The Torah provides very little guidance with regard to the procedures of a marriage. The method of finding a spouse, the form of the wedding ceremony, and the nature of the marital relationship are all explained in the Talmud.
According to the Talmud, 40 days before a male child is conceived, a voice from heaven announces whose daughter he is going to marry, literally a match made in heaven!
The Talmud specifies that a woman is acquired (i.e., to be a wife) in three ways: through money, a contract, and sexual intercourse. Ordinarily, all three of these conditions are satisfied, although only one is necessary to effect a binding marriage.
Acquisition by money is normally satisfied by the wedding ring. The wife's acceptance of the money is a symbolic way of demonstrating her acceptance of the husband. In all cases, the Talmud specifies that a woman can be acquired only with her consent, and not without it.
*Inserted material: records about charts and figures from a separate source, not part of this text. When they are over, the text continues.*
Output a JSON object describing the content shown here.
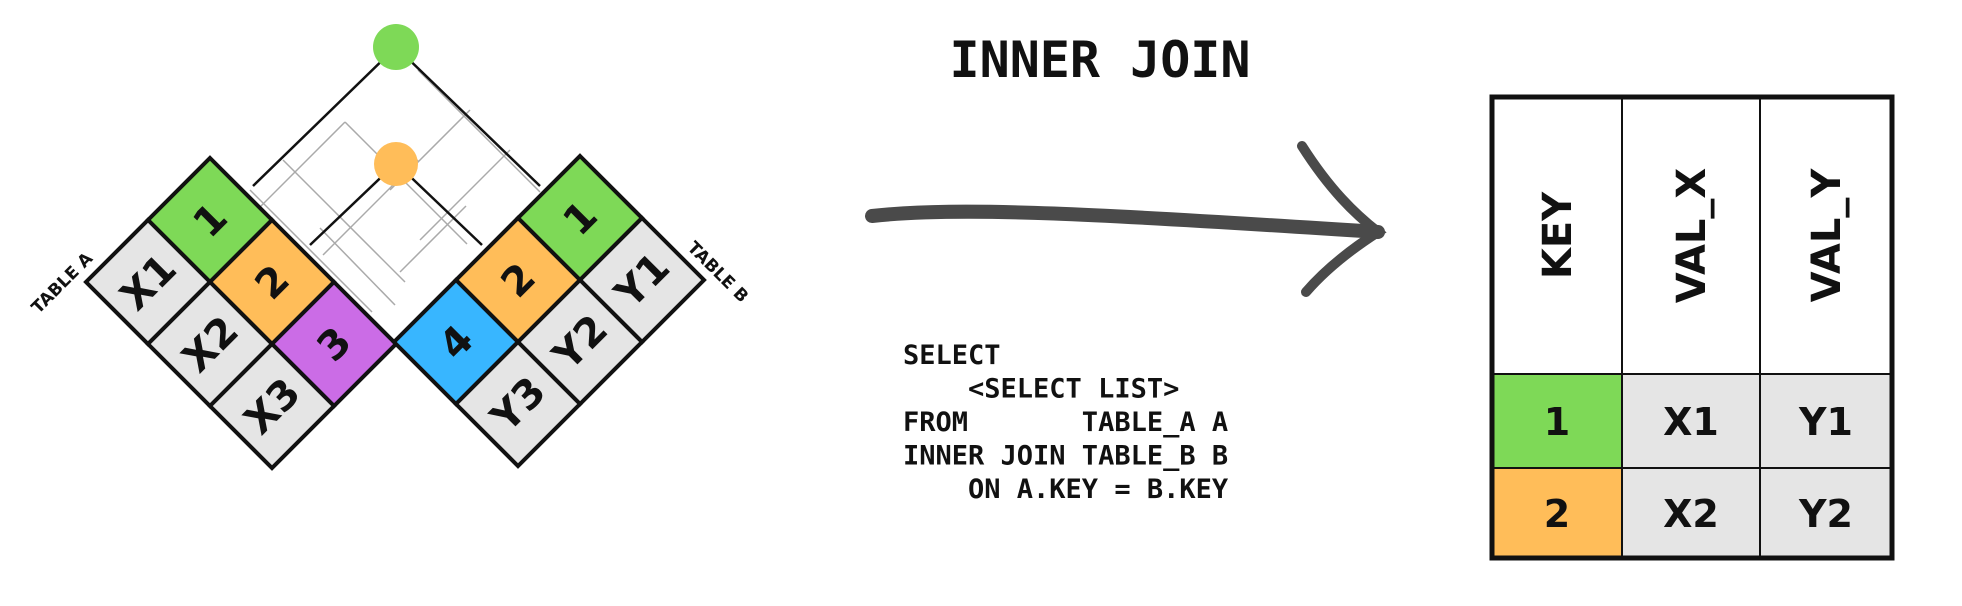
{
  "title": "INNER JOIN",
  "colors": {
    "green": "#7ed957",
    "orange": "#ffbd59",
    "purple": "#cb6ce6",
    "blue": "#38b6ff",
    "gray": "#e5e5e5",
    "line": "#111111",
    "arrow": "#4a4a4a"
  },
  "table_a": {
    "label": "TABLE A",
    "keys": [
      {
        "key": "1",
        "color": "green"
      },
      {
        "key": "2",
        "color": "orange"
      },
      {
        "key": "3",
        "color": "purple"
      }
    ],
    "values": [
      "X1",
      "X2",
      "X3"
    ]
  },
  "table_b": {
    "label": "TABLE B",
    "keys": [
      {
        "key": "1",
        "color": "green"
      },
      {
        "key": "2",
        "color": "orange"
      },
      {
        "key": "4",
        "color": "blue"
      }
    ],
    "values": [
      "Y1",
      "Y2",
      "Y3"
    ]
  },
  "sql": [
    "SELECT",
    "    <SELECT LIST>",
    "FROM       TABLE_A A",
    "INNER JOIN TABLE_B B",
    "    ON A.KEY = B.KEY"
  ],
  "result": {
    "headers": [
      "KEY",
      "VAL_X",
      "VAL_Y"
    ],
    "rows": [
      {
        "key": "1",
        "val_x": "X1",
        "val_y": "Y1",
        "color": "green"
      },
      {
        "key": "2",
        "val_x": "X2",
        "val_y": "Y2",
        "color": "orange"
      }
    ]
  }
}
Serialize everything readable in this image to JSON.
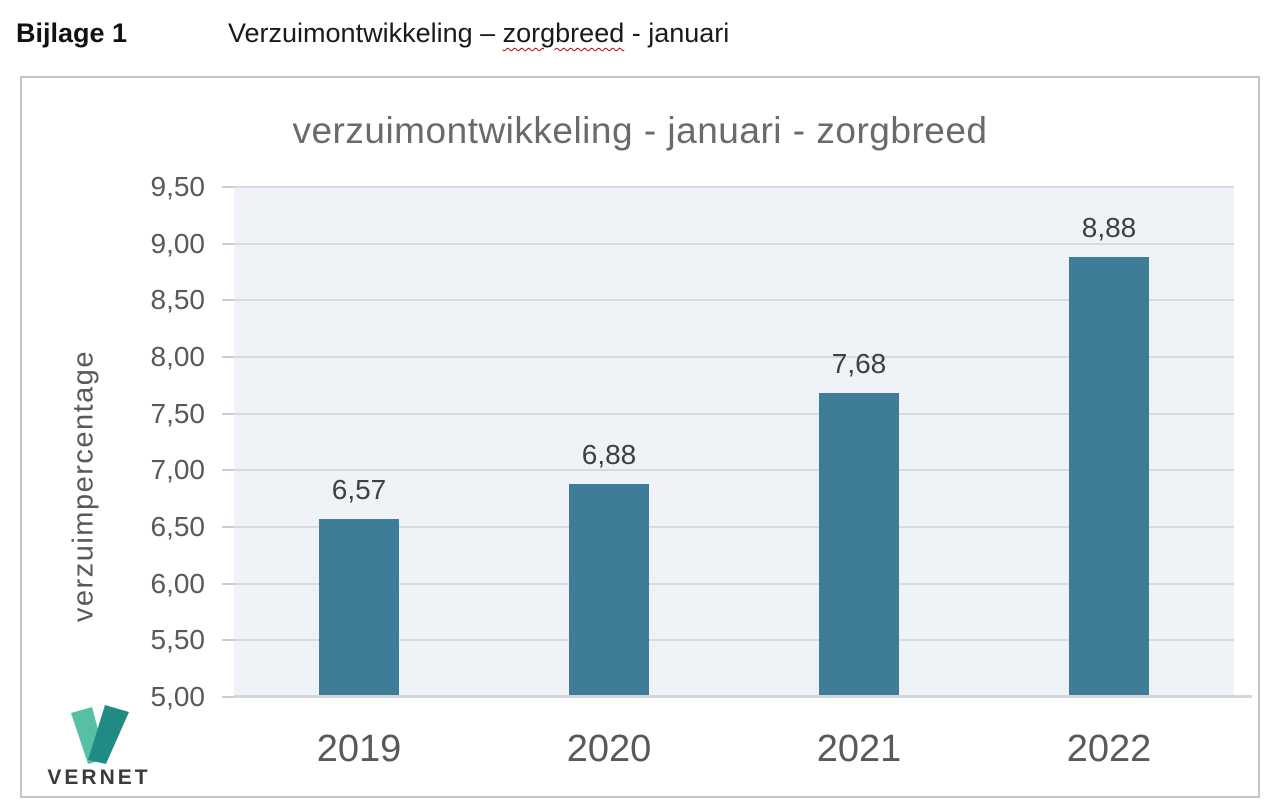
{
  "header": {
    "label": "Bijlage 1",
    "title_prefix": "Verzuimontwikkeling – ",
    "title_misspelled": "zorgbreed",
    "title_suffix": " - januari",
    "squiggle_color": "#c00000"
  },
  "chart_data": {
    "type": "bar",
    "title": "verzuimontwikkeling - januari - zorgbreed",
    "ylabel": "verzuimpercentage",
    "xlabel": "",
    "categories": [
      "2019",
      "2020",
      "2021",
      "2022"
    ],
    "values": [
      6.57,
      6.88,
      7.68,
      8.88
    ],
    "value_labels": [
      "6,57",
      "6,88",
      "7,68",
      "8,88"
    ],
    "ylim": [
      5.0,
      9.5
    ],
    "ytick_step": 0.5,
    "ytick_labels": [
      "5,00",
      "5,50",
      "6,00",
      "6,50",
      "7,00",
      "7,50",
      "8,00",
      "8,50",
      "9,00",
      "9,50"
    ],
    "grid": true,
    "legend": "none",
    "bar_color": "#3E7C98",
    "plot_bg": "#EFF3F7",
    "gridline_color": "#D7DBDF",
    "axis_line_color": "#D2D7DA",
    "label_color": "#595959",
    "value_label_color": "#3F3F3F",
    "title_color": "#6A6A6A"
  },
  "logo": {
    "text": "VERNET",
    "text_color": "#3B3B3B",
    "v_light_color": "#57BFA3",
    "v_dark_color": "#1F8B84"
  }
}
As part of the wedding ceremony, the husband gives the wife a ketubah, the marriage contract. The ketubah spells out the husband's obligations to the wife during marriage, conditions of inheritance upon his death, and obligations regarding the support of children of the marriage. It also provides for the wife's support in the event of divorce. The ketubah is often a beautiful work of calligraphy, framed and displayed in the home.
The process of marriage occurs in two distinct stages: kiddushin (commonly translated as betrothal) and nisuin (full-fledged marriage). The relationship created by kiddushin can only be dissolved by death or divorce. However, the spouses do not live together at the time of the kiddushin, and the mutual obligations created by the marital relationship do not take effect until the nisuin is complete.
In the past, the kiddushin and nisuin would routinely occur as much as a year apart. During that time, the husband would prepare a home for the new family. Today, the two ceremonies are normally performed together.
Because marriage under Jewish law is essentially a private contractual agreement between a man and a woman, it does not require the presence of a rabbi or any other religious official. It is common, however, for rabbis to officiate.